Municipal Separate Storm Sewer System
The City’s Municipal Separate Storm Sewer System (MS4) comprised of inlets, outlets, storm pipes, ponds, and other storm sewer structures that help convey stormwater throughout the City while reducing the amount of sediment and pollution that is collected before it exits the City and outfalls into various bodies of water nearby.
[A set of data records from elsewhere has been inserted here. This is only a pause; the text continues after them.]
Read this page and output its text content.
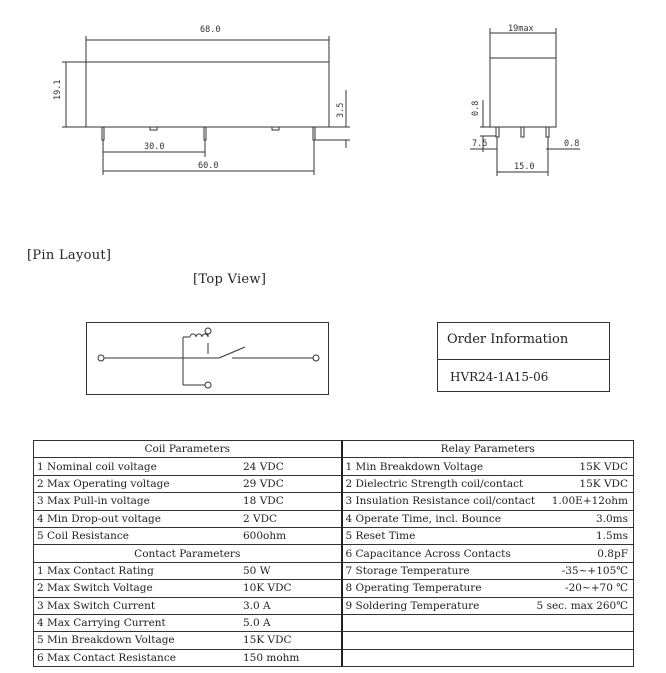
68.0
19.1
3.5
30.0
60.0
19max
0.8
7.5	0.8
15.0
[Pin Layout]
[Top View]
Order Information
HVR24-1A15-06
Coil Parameters	Relay Parameters

1 Nominal coil voltage 24 VDC	1 Min Breakdown Voltage 15K VDC

2 Max Operating voltage 29 VDC	2 Dielectric Strength coil/contact 15K VDC

3 Max Pull-in voltage 18 VDC	3 Insulation Resistance coil/contact 1.00E+12ohm

4 Min Drop-out voltage 2 VDC	4 Operate Time, incl. Bounce 3.0ms

5 Coil Resistance 600ohm	5 Reset Time 1.5ms

Contact Parameters	6 Capacitance Across Contacts 0.8pF

1 Max Contact Rating 50 W	7 Storage Temperature -35~+105℃

2 Max Switch Voltage 10K VDC	8 Operating Temperature -20~+70 ℃

3 Max Switch Current 3.0 A	9 Soldering Temperature 5 sec. max 260℃

4 Max Carrying Current 5.0 A	

5 Min Breakdown Voltage 15K VDC	

6 Max Contact Resistance 150 mohm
The City of Winona is required to follow the Minnesota Pollution Control Agency’s (MPCA) NPDES MS4 General Permit, which is intended to reduce the amount of sediment and pollution that enters surface and ground water from storm sewer systems to the maximum extent practicable. As a part of the MS4 General Permit, the City is required to develop a Stormwater Pollution Prevention Program (SWPPP) that incorporates Best Management Practices (BMPs) applicable to its MS4.
Storm Sewer Utility Fee
Beginning January 1, 2003, a storm sewer utility was created by ordinance and a fee has been collected along with the quarterly billing for the water and sanitary sewer utilities. The purpose of the fee is to pay for increased treatment monitoring and education related to storm water runoff, as required by the Environmental Protection Agency (EPA) Federal regulations. Fees collected will also be used for regular maintenance of the existing storm water collection system.
The Storm Sewer Utility fee is based on the size and zoned usage of the property. Theoretically, a large property or a property with a significant impervious surface will generate more rainwater runoff than one that is smaller or less developed. The factors used to calculate the fee take this into consideration.